The at-fault motorist had limited coverage which was tendered immediately. Through litigation, Attorney Justin Shapiro determined that the bus driver was also at fault. Not only had she breached several school bus operating procedures, but also violated specific Florida laws.

Florida Statute §316.172(3), imposes upon school bus drivers the following operational requirements:

Every school bus shall stop as far to the right of the street as possible and shall display warning lights and stop signals as required by rules of the State Board of Education before discharging or loading passengers. When possible, a school bus shall not stop where the visibility is obscured for a distance of 200 feet either way from the bus.

Through his own investigation and testimonial evidence, Justin Shapiro established that the bus driver was in the incorrect lane when she initiated the flashing lights and signaled for children to cross the street without waiting for traffic in front of her to clear. The driver violated Florida Statute §316.172(3), by failing to ensure 200 feet of visibility in the direction of oncoming traffic. She also violated Florida Statute §316.172(3), by stopping in the middle lane rather than stopping as far to the right of the street as possible.

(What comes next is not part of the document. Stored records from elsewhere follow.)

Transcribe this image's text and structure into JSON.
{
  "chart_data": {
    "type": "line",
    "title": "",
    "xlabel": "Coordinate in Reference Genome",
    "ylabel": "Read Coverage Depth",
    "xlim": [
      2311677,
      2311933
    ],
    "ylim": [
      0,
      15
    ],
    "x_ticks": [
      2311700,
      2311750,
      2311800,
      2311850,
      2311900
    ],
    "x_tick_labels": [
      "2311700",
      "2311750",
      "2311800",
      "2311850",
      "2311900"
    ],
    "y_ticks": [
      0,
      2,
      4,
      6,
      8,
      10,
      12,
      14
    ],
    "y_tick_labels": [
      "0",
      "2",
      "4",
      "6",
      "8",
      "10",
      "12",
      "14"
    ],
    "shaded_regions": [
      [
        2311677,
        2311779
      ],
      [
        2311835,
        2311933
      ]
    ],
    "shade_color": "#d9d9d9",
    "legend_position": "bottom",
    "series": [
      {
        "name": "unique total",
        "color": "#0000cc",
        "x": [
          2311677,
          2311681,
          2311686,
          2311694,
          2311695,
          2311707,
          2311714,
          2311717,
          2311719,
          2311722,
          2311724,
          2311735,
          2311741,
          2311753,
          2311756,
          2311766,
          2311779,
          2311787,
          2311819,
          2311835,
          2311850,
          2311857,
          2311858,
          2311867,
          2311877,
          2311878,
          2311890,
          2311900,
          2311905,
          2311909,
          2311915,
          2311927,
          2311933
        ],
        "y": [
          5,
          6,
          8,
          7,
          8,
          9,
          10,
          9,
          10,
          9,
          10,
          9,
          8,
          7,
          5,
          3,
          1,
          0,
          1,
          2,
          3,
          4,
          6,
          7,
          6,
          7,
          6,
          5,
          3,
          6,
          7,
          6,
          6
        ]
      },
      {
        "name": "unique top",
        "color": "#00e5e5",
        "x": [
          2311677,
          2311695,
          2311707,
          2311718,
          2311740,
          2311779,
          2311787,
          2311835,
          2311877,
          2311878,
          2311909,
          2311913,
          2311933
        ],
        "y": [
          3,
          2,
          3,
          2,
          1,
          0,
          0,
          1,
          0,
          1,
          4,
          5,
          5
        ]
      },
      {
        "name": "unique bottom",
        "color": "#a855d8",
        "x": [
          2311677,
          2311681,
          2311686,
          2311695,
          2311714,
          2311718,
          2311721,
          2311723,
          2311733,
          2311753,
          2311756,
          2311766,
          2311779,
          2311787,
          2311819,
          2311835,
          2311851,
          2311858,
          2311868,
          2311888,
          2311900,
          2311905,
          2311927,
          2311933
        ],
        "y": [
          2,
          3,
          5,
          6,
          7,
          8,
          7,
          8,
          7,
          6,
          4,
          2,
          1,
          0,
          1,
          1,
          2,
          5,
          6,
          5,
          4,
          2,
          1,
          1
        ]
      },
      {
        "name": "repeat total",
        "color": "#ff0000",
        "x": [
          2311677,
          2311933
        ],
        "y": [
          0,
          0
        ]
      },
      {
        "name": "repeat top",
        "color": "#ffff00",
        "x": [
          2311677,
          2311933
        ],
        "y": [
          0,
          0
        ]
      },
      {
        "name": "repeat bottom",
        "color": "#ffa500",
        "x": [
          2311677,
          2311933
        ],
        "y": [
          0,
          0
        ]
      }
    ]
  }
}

In a case with inadequate insurance coverage on the obvious at-fault motorist, Attorney Shapiro’s steadfast gathering of the facts and creative lawyering was able to secure a confidential settlement for JD and his family which was a multiple of the insurance coverage on the at-fault vehicle.

45-year history of fighting for injured and abused children

Over the last decade alone, Leesfield & Partners has handled all types of liability cases on behalf of families and minor children, from soft-tissue injuries to wrongful death cases.

The firm has represented multiple families for the wrongful death of their baby/toddler at a child care center. In Florida, there are almost 3,000 family home daycare providers which are not required to obtain liability insurance under Florida Law. In multiple cases Leesfield & Partners has had to creatively find coverage, which is an impossible task for many other firms, especially because Florida Statutes 627.70161 provides that “a residential property insurance policy shall not provide coverage for liability for claims arising out of, or in connection with, the operation of a family day care home…”

Attorneys Adam Rose and Carlos Macias have obtained significant settlements in surgical and non-surgical cases against schools for the negligent maintenance of school grounds and also for the school’s failure to supervise children. In difficult cases with catastrophic injuries, we must seek compensation from parents whose child engaged in horseplay and injured another child.

In the recent past, Leesfield & Partners has litigated against counselors, scoutmasters, summer camps, the Boy Scouts of America, or the Archdiocese of Miami to name a few, for the sexual abuse inflicted upon young children. The tradition of fighting for the most vulnerable among us has been the spine of our firm, a tradition of bringing civil justice on behalf of emotionally, sexually and physically abused children that begun in 1976 by Founder and Managing Partner Ira H. Leesfield.